Toschlog Eric A, Blount Kennedy P, Rotondo Michael F, Sagraves Scott G, Bard Michael R, Schenarts Paul J, Swanson Melvin, Goettler Claudia E
Department of Surgery, Brody School of Medicine, East Carolina University, Greenville, 27858-4354, USA.
J Trauma. 2003 Aug;55(2):255-60; discussion 260-2. doi: 10.1097/01.TA.0000079367.23481.8D.
After publication of the Hartford nomogram in 1995, conflicting data have emerged regarding the use of once-daily aminoglycoside (ODA) regimens in critically ill patients. The purpose of this study was to characterize a trauma patient population with low 10-hour aminoglycoside levels (THL) within the Hartford ODA protocol.
Patients admitted to a Level I trauma center who received aminoglycosides were eligible for study. Clinical and demographic data were prospectively collected. Patients were dosed according to the Hartford protocol and a THL was obtained. Patients with THL < 2.0 microg/mL (OFF cohort) were compared with those falling within the nomogram (ON cohort).
Of 79 patients receiving ODA therapy, 46 (58.2%) patients fell off the nomogram. The OFF cohort was associated with younger age and higher creatinine clearance, and related inversely to net resuscitative volume.
Trauma patients undergoing ODA therapy with low THL are younger and exhibit less net preaminoglycoside resuscitative volume and higher creatinine clearance.

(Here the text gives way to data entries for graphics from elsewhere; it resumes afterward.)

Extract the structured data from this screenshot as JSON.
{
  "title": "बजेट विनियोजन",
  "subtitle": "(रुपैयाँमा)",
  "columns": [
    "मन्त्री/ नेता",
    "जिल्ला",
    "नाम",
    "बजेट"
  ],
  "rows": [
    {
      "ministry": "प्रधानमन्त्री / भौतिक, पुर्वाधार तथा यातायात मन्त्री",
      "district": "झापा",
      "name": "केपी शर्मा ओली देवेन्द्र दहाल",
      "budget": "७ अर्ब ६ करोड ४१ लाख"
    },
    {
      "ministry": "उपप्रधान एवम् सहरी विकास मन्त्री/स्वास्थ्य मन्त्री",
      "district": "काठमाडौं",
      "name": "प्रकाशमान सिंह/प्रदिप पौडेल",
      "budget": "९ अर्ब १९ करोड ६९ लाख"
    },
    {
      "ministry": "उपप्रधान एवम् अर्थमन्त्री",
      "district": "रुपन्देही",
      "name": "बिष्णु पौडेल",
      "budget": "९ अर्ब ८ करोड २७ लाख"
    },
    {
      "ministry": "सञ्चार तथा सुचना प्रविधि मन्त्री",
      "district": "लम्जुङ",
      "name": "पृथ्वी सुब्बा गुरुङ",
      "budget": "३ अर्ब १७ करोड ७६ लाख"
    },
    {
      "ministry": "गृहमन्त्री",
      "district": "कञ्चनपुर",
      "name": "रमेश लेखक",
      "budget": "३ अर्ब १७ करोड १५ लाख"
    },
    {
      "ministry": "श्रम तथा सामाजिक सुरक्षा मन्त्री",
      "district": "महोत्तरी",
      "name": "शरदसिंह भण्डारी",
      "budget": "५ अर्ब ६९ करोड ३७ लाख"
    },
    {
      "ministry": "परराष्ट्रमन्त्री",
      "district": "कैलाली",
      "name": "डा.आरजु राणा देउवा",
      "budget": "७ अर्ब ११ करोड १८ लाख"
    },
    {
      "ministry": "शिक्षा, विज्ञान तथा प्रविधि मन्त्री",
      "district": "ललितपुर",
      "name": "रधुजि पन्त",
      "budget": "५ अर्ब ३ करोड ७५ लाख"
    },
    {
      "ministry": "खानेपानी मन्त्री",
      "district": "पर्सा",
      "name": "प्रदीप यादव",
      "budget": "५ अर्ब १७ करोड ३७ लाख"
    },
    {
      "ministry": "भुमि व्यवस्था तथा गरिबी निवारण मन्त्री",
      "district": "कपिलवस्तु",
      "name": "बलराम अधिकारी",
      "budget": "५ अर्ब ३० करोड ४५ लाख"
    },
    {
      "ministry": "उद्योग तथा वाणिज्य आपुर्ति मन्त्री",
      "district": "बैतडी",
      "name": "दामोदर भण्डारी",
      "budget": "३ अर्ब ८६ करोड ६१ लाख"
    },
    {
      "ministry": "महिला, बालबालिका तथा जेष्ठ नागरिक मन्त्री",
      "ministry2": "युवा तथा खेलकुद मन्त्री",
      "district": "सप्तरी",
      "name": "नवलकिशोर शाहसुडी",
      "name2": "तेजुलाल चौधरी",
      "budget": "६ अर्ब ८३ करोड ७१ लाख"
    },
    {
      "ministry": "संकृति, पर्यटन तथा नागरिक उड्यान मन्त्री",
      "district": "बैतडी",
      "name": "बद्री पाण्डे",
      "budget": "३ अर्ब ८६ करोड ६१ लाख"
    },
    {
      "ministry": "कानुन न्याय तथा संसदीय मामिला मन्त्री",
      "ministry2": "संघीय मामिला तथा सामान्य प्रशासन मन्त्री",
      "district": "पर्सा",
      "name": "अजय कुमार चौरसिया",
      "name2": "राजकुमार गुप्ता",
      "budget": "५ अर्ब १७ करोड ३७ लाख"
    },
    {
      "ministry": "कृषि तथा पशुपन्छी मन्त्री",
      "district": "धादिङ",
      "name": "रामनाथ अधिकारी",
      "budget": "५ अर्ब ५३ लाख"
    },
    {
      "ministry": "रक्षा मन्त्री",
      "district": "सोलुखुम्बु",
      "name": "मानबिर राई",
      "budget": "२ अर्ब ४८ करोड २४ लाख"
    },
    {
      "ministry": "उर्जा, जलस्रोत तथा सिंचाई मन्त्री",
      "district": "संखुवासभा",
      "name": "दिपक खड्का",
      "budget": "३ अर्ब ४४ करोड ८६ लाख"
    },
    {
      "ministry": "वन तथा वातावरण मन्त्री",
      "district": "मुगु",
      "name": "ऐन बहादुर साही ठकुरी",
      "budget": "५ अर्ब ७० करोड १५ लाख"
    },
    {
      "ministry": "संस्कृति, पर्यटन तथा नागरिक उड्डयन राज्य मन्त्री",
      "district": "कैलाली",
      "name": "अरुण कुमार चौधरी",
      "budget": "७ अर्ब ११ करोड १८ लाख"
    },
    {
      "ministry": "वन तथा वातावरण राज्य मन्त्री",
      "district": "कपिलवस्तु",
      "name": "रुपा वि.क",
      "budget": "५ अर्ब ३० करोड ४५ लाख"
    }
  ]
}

These findings may have important clinical implications regarding antibiotic efficacy in these select patients.
1995年哈特福德列线图发表后,关于在重症患者中使用每日一次氨基糖苷类药物(ODA)方案出现了相互矛盾的数据。本研究的目的是在哈特福德ODA方案范围内,对10小时氨基糖苷类药物水平(THL)较低的创伤患者群体进行特征描述。
入住一级创伤中心且接受氨基糖苷类药物治疗的患者符合研究条件。前瞻性收集临床和人口统计学数据。患者按照哈特福德方案给药并获得THL。将THL<2.0微克/毫升的患者(脱离队列)与列线图范围内的患者(在列队列)进行比较。
在79例接受ODA治疗的患者中,46例(58.2%)患者脱离列线图。脱离队列与年龄较小、肌酐清除率较高相关,且与净复苏量呈负相关。
接受ODA治疗且THL较低的创伤患者年龄较小,氨基糖苷类药物治疗前的净复苏量较少,肌酐清除率较高。这些发现可能对这些特定患者的抗生素疗效具有重要的临床意义。